Common cancers such as breast, oesophagus, lung, and Hodgkin's lymphoma are frequently treated with radiotherapy, but the radiation dose that can be given safely is limited by the sensitivity of the health lung tissue which is also irradiated.
The lung is a particularly complex and sensitive organ and strategies for protecting it from radiotherapy damage, apart from limiting the dose given and, therefore, the efficacy of the treatment, are few. Presenting the research to the 2nd Forum of the European Society for Radiotherapy and Oncology (ESTRO) today (Sunday), Dr Sonja Van der Veen, MSc, from the University Medical Centre, Groningen, The Netherlands, said that she had set out with colleagues to see whether the use of an ACE inhibitor could protect against early radiation-induced lung toxicity (RILT). Previous studies had shown that damage to blood vessels can play an important role in the development of RILT , so the researchers irradiated the lungs, heart, or heart and lungs of rats and administered the ACE inhibiter captopril immediately after treatment. The rats' lung functions were then measured at two-weekly intervals.
"After eight weeks, when early lung toxicity is usually at its height, we found that captopril improved the rats' heart and lung functions, but we were surprised to find that this only occurred when the heart was included in the irradiation field," said Dr Van der Veen. "This was not due to protection of the lung blood vessels, which were equally damaged with or without captopril. So we investigated further and found that the captopril treatment improved the heart's function and decreased the level of fibrosis in the heart soon after irradiation. So these new findings show that ACE inhibition decreases RILT by reducing direct acute heart damage."
Irradiating the heart leads to the development of fibrosis, which stiffens it, and this in turn leads to problems in the relaxation of the left ventricle. Due to this, blood flow from the lungs into the heart is hindered, and this can cause pulmonary damage. However, after treatment with captopril, the researchers observed an improvement in ventricular relaxation in the irradiated hearts.

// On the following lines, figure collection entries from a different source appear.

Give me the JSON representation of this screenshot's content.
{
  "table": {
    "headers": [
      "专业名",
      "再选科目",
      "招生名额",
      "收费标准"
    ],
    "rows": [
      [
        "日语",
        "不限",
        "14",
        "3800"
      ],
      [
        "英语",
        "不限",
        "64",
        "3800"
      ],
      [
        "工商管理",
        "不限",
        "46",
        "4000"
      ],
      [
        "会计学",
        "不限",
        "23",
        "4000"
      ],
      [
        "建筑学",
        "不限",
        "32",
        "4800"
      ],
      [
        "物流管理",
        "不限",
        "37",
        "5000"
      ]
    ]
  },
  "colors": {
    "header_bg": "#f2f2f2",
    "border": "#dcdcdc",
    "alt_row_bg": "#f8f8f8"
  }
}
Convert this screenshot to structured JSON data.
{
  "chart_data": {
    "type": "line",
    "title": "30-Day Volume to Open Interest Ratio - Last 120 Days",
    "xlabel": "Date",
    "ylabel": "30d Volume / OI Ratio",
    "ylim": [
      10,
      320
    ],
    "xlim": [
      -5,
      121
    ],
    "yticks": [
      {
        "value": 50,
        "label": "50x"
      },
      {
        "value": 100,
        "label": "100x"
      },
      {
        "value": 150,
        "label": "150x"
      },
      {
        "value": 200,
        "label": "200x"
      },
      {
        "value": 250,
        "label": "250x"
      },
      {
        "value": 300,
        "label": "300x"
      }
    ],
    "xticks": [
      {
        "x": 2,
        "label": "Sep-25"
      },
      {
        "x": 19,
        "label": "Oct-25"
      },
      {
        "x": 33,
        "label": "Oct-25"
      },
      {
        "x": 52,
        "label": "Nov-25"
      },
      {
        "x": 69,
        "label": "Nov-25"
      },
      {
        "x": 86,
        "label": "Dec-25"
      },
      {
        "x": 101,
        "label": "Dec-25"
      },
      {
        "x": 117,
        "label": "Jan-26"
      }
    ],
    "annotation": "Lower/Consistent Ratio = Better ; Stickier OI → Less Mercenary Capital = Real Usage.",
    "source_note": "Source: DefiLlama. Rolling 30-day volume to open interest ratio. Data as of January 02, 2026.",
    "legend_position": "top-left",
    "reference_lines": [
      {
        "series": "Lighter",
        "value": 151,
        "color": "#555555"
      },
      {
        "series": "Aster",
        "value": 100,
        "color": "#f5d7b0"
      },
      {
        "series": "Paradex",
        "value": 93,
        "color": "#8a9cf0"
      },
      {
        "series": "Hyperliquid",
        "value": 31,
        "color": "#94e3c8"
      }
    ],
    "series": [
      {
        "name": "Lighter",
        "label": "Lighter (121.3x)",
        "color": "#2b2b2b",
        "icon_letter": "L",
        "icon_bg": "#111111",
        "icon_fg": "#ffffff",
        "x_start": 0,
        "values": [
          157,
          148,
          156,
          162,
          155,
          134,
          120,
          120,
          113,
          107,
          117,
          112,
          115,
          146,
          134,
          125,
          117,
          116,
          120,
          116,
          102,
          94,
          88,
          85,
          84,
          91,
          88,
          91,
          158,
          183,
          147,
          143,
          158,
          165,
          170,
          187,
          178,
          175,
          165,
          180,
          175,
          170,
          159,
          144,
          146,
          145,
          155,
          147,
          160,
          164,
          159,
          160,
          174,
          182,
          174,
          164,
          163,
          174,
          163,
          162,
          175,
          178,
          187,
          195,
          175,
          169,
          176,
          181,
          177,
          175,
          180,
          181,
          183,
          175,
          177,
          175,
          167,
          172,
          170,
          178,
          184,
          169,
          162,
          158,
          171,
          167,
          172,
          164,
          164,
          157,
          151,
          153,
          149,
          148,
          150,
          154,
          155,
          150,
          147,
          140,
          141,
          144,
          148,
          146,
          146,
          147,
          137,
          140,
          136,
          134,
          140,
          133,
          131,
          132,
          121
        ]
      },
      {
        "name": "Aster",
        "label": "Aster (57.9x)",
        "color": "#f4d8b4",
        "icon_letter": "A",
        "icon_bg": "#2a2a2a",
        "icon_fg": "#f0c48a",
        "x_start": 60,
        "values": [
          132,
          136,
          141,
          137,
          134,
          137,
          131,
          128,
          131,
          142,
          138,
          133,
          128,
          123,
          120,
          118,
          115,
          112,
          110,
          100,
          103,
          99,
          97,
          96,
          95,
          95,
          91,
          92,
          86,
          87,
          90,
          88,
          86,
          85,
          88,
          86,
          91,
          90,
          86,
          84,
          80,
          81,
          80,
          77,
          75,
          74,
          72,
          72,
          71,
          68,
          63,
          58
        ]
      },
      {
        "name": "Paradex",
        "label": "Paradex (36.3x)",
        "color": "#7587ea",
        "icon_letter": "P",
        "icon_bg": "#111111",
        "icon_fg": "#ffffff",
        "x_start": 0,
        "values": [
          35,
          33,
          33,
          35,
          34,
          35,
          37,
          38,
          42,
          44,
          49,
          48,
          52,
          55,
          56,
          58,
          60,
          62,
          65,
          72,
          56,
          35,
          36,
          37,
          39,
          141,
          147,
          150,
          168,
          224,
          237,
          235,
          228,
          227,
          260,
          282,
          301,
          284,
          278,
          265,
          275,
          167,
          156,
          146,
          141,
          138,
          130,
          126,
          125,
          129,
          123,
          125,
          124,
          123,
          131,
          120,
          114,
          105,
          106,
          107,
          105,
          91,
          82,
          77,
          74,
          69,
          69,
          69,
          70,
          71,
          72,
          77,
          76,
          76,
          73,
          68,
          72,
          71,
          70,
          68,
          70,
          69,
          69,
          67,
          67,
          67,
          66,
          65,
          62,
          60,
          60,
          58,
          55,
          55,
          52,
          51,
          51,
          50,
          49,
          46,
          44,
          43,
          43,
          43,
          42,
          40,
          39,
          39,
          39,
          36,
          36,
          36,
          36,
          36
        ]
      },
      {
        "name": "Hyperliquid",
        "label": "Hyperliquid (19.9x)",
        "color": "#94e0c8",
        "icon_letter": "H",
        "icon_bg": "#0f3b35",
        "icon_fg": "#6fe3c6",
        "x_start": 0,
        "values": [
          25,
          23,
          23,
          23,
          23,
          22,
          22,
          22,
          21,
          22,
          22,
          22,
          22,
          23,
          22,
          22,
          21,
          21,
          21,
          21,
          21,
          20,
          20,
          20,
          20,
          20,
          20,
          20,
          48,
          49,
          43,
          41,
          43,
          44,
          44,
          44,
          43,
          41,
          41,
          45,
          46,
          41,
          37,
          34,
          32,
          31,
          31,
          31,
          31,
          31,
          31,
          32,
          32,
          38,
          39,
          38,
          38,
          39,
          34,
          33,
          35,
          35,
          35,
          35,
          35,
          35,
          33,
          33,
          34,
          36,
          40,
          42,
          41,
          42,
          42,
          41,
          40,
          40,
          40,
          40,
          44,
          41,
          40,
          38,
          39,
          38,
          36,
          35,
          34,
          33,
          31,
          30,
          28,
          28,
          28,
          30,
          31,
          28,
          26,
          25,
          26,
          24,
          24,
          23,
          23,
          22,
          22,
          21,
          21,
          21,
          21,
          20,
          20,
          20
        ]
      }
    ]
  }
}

Dr Van der Veen and her colleagues are now collaborating with a research group from the Mayo Clinic, Rochester, Minnesota (USA), in order to design a randomised clinical trial where patients who are treated with radiation to the thoracic area including the heart will be treated with either an ACE inhibitor or a placebo after irradiation.
Much progress has been made in radiation treatment over recent years, but in breast cancer, for example, most women still receive high doses to the heart, and this is known to increase the risk of heart disease. A recent study  has shown that for each Gray (Gy)  of radiation, there is a 7.4% increase in the occurrence of a subsequent major coronary event.
"Given that most women will receive a dose of between 1 and 5 Gray, and that the dangers are even greater for women with existing cardiac risk factors or coronary disease, this is still a big problem," said Dr Van der Veen.
Rats were chosen for the study because, unlike mice, they are big enough for researchers to be able to irradiate different part of the lungs and heart. The researchers believe that the way in which ACE inhibition works in both animals and humans is similar.
"We are confident that our clinical trial will see the same protective effect in humans as that which we have seen in rats," said Dr Van der Veen. "We will also now begin to study the late effects of ACE inhibition on RILT to see whether it affords similar protection. We believe that our results suggest a promising strategy for shielding patients from radiation damage and improving their quality of life, while at the same time allowing them to receive a high enough dose to ensure the effective treatment of their cancer."
President of ESTRO, Professor Vincenzo Valentini, a radiation oncologist at the Policlinico Universitario A. Gemelli, Rome, Italy, said: "This study underlines the importance of translational research. The understanding of anti-cancer mechanisms, as well as of protective opportunities discovered in the experimental environment, is of upmost importance in the era of personalised medicine. This research provides further evidence of the importance of testing experimental theories in the clinical environment to the ultimate benefit of patients."